80 lines (62 loc) · 3.18 KB

Cypher RAG Procedures

NornicDB exposes seam-aligned Cypher procedures for in-query RAG orchestration:

  • CALL db.retrieve({query: '...', limit: 10, ...})
  • CALL db.rretrieve({query: '...', limit: 10, ...})
  • CALL db.rerank({query: '...', candidates: [...], rerankTopK: 50, rerankMinScore: 0.0})
  • CALL db.index.vector.embed('...') YIELD embedding
  • CALL db.infer({prompt: '...', max_tokens: 256, ...})

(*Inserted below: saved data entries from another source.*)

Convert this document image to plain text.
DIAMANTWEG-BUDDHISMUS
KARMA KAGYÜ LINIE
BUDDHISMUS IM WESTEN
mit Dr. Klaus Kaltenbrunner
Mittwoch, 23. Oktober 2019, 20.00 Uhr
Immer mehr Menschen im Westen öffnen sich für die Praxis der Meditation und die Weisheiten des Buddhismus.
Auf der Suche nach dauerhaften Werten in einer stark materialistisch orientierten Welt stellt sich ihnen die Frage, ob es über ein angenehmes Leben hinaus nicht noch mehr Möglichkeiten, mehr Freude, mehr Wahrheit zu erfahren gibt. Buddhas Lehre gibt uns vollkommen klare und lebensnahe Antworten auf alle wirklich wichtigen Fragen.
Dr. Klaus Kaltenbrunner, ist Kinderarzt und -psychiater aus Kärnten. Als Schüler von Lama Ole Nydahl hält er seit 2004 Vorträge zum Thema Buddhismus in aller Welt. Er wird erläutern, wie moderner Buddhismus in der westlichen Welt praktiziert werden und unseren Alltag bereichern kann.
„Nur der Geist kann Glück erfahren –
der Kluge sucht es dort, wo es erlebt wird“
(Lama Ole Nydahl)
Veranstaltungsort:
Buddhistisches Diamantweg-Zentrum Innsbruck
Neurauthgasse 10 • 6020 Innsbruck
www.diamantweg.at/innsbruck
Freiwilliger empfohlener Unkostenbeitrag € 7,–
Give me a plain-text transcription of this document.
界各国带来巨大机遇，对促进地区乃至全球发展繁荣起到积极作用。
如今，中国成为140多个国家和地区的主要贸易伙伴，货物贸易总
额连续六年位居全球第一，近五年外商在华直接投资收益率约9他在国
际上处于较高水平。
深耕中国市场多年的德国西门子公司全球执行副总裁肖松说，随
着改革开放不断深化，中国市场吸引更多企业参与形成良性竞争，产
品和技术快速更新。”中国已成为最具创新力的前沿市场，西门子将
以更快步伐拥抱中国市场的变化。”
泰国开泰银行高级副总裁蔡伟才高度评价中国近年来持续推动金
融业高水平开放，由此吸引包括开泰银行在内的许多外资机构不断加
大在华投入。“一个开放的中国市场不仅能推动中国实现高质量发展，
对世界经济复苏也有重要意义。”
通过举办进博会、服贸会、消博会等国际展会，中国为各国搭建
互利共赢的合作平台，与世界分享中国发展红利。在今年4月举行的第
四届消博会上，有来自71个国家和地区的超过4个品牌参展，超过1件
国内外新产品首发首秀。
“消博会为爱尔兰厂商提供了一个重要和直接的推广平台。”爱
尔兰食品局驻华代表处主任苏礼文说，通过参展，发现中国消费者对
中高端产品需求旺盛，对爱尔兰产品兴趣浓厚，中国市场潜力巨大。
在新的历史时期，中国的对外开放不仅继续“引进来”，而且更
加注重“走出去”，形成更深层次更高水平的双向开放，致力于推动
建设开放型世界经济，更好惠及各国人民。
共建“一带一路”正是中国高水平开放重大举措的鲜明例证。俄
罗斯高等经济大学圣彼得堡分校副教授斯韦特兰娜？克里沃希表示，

These procedures are read-only and designed to map directly to internal contracts:

  • Retrieval/rerank use existing search.Service + SearchOptions.
  • Inference uses existing Heimdall manager Generate/Chat contracts.

Procedure behavior

  • db.retrieve

    • Uses existing hybrid search behavior.
    • Reranking is optional and follows request/config defaults.
  • db.rretrieve

    • Shorthand retrieve path for simple usage.
    • Automatically enables rerank only when a reranker is configured and available.
    • Useful when you want one-call behavior while keeping db.retrieve + db.rerank available for explicit before/after comparisons.
  • db.rerank

    • Matches Stage-2 rerank API directly (does not run retrieval).
    • Requires caller-provided candidate rows (for example from db.retrieve).
    • Becomes pass-through ranking when no reranker is configured/available.
    • Use rerankTopK / rerankMinScore to tune rerank behavior.
  • db.index.vector.embed

    • Embeds a text string using the configured embedding service for the current database.
    • Returns a vector array via YIELD embedding.
    • This is useful for fully manual Cypher search pipelines.
  • db.infer caching behavior

    • Not cached by default.
    • Opt in per-call with cache: true in the request map when deterministic reuse is desired.

Example

CALL db.retrieve({query: 'zero-trust architecture', limit: 5}) YIELD node, score
WITH node, score
CALL db.infer({
  prompt: 'Summarize this node briefly: ' + coalesce(node.content, toString(node)),
  max_tokens: 120,
  temperature: 0.0
}) YIELD text
RETURN node, score, text
CALL db.retrieve({query: 'zero-trust architecture', limit: 20}) YIELD node, score
WITH collect({id: node.id, content: coalesce(node.content, toString(node)), score: score}) AS candidates
CALL db.rerank({query: 'zero-trust architecture', candidates: candidates, rerankTopK: 20}) YIELD id, final_score
RETURN id, final_score
CALL db.index.vector.embed('zero-trust architecture') YIELD embedding
CALL db.index.vector.queryNodes('doc_idx', 10, embedding) YIELD node, score
RETURN node, score

If you use db.index.vector.embed(), pass the returned embedding array into db.index.vector.queryNodes(..., embedding) (or an inline array equivalent) for explicit pipeline control.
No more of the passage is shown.